The Flyte Ray plugin dispatches @task(task_config=RayJobConfig(...)) tasks to the KubeRay operator , which manages RayJob and RayCluster Kubernetes resources.
Prerequisites
A running Kubernetes cluster with Flyte installed
helm and kubectl configured
Step 1: Install the KubeRay operator
helm repo add kuberay https://ray-project.github.io/kuberay-helm/
helm repo update
helm install kuberay-operator kuberay/kuberay-operator \
--namespace ray-system \
--version 1.1.0 \
--create-namespace
Verify the operator is running:
kubectl get pods -n ray-system
Step 2: Enable the Ray plugin in Flyte
Create a values-ray.yaml override file:
configuration :
inline :
tasks :
task-plugins :
enabled-plugins :
- container
- sidecar
- k8s-array
- ray
default-for-task-types :
- container : container
- container_array : k8s-array
- ray : ray
plugins :
ray :
# Shut down Ray cluster after 1 hour of inactivity
ttlSecondsAfterFinished : 3600
configmap :
enabled_plugins :
tasks :
task-plugins :
enabled-plugins :
- container
- sidecar
- k8s-array
- ray
default-for-task-types :
container : container
sidecar : sidecar
container_array : k8s-array
ray : ray
plugins :
ray :
ttlSecondsAfterFinished : 3600
Apply the override:
helm upgrade flyte-backend flyteorg/flyte-binary \
--namespace flyte \
--values values.yaml \
--values values-ray.yaml
Step 3: Write a Ray task
Install the flytekit Ray plugin:
pip install flytekitplugins-ray
Basic Ray task
import ray
from flytekit import task, workflow
from flytekitplugins.ray import RayJobConfig, WorkerNodeConfig, HeadNodeConfig
@task (
task_config = RayJobConfig(
head_node_config = HeadNodeConfig(
ray_start_params = { "log-color" : "True" },
),
worker_node_config = [
WorkerNodeConfig(
group_name = "ray-group" ,
replicas = 2 ,
min_replicas = 1 ,
max_replicas = 4 ,
)
],
runtime_env = {
"pip" : [ "numpy" , "pandas" ],
},
ttl_seconds_after_finished = 3600 ,
)
)
def ray_task ( n : int ) -> float :
@ray.remote
def compute ( i : int ) -> float :
return i * i * 1.0
futures = [compute.remote(i) for i in range (n)]

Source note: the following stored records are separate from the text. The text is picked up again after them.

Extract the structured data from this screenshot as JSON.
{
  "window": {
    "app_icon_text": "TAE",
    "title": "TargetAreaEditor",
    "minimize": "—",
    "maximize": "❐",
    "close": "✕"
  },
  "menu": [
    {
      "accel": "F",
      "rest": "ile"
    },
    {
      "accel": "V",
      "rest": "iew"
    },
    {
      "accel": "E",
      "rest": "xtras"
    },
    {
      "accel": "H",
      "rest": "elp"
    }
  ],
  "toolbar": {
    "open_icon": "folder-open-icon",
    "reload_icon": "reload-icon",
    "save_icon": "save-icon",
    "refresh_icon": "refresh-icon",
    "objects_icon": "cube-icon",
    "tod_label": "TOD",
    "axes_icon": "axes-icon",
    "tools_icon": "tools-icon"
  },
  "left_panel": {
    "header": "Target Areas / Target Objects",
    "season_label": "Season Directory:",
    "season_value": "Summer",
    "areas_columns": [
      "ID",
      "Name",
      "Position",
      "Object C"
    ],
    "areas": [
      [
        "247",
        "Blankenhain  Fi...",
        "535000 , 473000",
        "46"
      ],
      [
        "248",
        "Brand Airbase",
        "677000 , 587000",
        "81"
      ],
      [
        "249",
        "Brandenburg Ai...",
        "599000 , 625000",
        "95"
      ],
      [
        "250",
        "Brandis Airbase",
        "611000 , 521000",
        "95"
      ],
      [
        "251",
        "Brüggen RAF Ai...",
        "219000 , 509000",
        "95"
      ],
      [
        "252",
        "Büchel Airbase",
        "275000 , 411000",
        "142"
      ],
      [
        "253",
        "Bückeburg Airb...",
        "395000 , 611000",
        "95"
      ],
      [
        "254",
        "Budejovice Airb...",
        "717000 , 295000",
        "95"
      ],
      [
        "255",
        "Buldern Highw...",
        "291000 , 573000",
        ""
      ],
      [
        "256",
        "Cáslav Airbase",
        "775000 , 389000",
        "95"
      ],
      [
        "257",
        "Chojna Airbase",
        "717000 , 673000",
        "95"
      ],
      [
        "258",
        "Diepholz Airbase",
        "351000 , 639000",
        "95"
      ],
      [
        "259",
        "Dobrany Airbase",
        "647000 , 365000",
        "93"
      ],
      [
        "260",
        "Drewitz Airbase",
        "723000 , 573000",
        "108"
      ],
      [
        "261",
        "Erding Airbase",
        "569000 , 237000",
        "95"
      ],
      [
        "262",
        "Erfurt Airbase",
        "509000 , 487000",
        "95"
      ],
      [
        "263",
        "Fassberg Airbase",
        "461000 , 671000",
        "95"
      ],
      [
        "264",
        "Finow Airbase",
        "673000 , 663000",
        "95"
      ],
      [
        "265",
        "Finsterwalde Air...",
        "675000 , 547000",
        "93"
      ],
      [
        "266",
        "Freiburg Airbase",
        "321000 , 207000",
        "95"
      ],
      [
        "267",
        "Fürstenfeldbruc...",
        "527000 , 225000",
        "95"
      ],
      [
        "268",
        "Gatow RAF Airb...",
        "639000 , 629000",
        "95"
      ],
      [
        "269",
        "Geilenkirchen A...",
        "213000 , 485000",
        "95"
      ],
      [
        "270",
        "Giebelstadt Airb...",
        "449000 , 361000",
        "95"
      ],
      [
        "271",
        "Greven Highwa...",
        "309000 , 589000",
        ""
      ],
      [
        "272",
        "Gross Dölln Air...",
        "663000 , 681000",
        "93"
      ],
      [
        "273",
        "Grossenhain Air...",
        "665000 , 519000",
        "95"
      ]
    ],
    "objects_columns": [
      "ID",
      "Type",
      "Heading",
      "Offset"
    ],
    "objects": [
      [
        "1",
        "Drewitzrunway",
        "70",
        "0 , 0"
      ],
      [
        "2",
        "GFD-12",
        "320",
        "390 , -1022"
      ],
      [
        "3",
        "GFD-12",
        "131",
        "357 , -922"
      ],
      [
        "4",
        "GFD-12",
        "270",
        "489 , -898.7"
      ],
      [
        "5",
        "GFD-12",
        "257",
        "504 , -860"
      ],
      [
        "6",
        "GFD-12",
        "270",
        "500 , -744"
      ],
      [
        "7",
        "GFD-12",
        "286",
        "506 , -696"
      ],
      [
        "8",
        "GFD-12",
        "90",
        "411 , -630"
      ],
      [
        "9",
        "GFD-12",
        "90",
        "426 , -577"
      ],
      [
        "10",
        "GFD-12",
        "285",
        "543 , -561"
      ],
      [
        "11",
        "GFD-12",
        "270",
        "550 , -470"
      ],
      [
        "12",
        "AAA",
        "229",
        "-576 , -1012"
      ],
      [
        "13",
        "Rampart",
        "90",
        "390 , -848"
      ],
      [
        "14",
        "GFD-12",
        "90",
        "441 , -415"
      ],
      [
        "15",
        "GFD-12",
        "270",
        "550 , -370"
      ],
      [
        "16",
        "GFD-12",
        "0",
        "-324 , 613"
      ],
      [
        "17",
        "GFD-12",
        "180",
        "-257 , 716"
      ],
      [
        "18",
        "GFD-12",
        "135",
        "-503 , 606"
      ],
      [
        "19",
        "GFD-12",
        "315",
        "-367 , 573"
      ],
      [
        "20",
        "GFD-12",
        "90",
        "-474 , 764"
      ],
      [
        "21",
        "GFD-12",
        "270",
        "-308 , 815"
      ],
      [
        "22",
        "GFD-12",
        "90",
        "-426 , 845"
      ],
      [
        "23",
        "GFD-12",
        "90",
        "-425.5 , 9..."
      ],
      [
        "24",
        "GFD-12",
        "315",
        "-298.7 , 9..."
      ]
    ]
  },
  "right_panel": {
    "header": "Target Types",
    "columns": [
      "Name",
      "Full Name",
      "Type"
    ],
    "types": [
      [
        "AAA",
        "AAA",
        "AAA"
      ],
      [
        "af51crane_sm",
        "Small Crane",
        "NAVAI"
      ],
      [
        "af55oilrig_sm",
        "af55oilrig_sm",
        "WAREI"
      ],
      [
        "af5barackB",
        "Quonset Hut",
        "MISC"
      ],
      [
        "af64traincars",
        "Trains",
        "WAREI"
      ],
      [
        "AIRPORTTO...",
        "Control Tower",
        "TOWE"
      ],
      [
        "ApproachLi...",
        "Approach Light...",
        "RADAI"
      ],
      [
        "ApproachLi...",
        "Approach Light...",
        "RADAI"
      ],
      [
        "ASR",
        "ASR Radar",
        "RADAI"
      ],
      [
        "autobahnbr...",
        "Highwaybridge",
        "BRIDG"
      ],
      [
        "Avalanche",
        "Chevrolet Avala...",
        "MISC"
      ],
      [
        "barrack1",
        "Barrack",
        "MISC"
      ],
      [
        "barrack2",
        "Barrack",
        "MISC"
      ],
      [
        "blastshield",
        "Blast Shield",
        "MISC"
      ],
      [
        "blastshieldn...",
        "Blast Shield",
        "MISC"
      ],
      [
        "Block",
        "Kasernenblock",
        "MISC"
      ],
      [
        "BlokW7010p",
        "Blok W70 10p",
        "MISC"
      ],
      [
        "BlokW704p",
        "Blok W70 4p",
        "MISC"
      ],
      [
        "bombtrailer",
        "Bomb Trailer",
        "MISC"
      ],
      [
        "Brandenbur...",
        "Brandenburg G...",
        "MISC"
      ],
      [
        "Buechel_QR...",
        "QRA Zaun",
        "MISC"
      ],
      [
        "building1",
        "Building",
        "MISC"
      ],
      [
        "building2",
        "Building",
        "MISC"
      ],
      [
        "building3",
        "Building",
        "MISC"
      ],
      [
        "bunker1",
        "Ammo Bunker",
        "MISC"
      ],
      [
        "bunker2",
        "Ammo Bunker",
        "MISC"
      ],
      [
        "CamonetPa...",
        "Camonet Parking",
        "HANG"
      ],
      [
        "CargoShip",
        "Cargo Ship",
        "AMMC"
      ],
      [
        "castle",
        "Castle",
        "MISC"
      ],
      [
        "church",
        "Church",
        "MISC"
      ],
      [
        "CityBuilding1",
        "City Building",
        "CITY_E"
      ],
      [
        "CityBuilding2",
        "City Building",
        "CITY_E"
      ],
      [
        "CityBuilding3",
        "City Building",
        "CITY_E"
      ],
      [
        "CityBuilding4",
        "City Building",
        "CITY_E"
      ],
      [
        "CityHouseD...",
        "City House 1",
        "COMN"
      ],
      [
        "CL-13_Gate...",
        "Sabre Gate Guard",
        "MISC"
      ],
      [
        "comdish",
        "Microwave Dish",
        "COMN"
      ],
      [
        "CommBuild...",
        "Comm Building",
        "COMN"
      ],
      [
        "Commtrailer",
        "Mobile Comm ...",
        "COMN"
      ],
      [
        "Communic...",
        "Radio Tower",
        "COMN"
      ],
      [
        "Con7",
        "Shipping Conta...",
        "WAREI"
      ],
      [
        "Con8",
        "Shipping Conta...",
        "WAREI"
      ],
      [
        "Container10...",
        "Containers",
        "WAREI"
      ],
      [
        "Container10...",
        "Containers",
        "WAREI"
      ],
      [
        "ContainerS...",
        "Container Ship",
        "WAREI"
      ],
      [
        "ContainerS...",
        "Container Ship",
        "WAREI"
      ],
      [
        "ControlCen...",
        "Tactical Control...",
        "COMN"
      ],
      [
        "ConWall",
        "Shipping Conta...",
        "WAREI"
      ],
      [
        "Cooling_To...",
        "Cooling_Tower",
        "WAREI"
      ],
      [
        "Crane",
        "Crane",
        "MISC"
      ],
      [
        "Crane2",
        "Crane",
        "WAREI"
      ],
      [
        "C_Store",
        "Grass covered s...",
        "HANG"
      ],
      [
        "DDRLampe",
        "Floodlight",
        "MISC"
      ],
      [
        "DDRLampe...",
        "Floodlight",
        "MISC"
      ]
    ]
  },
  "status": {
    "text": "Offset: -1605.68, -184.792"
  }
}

return sum (ray.get(futures))
@workflow
def ray_wf ( n : int = 10 ) -> float :
return ray_task( n = n)
Ray task with GPU workers
from flytekit import task
from flytekit.models.resources import Resources
from flytekitplugins.ray import RayJobConfig, WorkerNodeConfig, HeadNodeConfig
@task (
task_config = RayJobConfig(
head_node_config = HeadNodeConfig(
ray_start_params = { "num-cpus" : "1" },
),
worker_node_config = [
WorkerNodeConfig(
group_name = "gpu-workers" ,
replicas = 4 ,
resources = Resources(
cpu = "4" ,
mem = "16Gi" ,
gpu = "1" ,
),
)
],
)
)
def gpu_ray_task ( model_path : str ) -> str :
@ray.remote ( num_gpus = 1 )
def train_on_gpu ( path : str ) -> str :
# Training code here
return f "trained: { path } "
return ray.get(train_on_gpu.remote(model_path))
TTL and cluster cleanup
By default, ttlSecondsAfterFinished controls when Ray clusters are deleted after a job completes. Set it in the plugin config globally or per-task:
plugins :
ray :
ttlSecondsAfterFinished : 3600 # 1 hour
Or override per task:
@task (
task_config = RayJobConfig(
ttl_seconds_after_finished = 7200 , # 2 hours for this task
...
)
)
def long_running_ray_task () -> str :
...
Verify
# Check KubeRay operator is healthy
kubectl get pods -n ray-system
# After running a Ray task, check RayJob resource
kubectl get rayjob -n flytesnacks-development
# Check the Ray cluster status
kubectl get raycluster -n flytesnacks-development
Troubleshooting
Ray cluster stays in Pending state
Check if nodes have sufficient CPU/memory/GPU resources: kubectl describe raycluster < cluster-nam e > -n flytesnacks-development
kubectl get events -n flytesnacks-development --sort-by=.lastTimestamp
Ray job fails with image pull error
Ray workers use the same container image as the head node unless overridden. Ensure the image is accessible from your cluster’s nodes. For private registries, configure imagePullSecrets in a default PodTemplate.
TTL not cleaning up clusters
Verify the KubeRay operator version supports ttlSecondsAfterFinished. Upgrade to kuberay-operator >= 1.0.0: helm upgrade kuberay-operator kuberay/kuberay-operator \
--namespace ray-system \
--version 1.1.0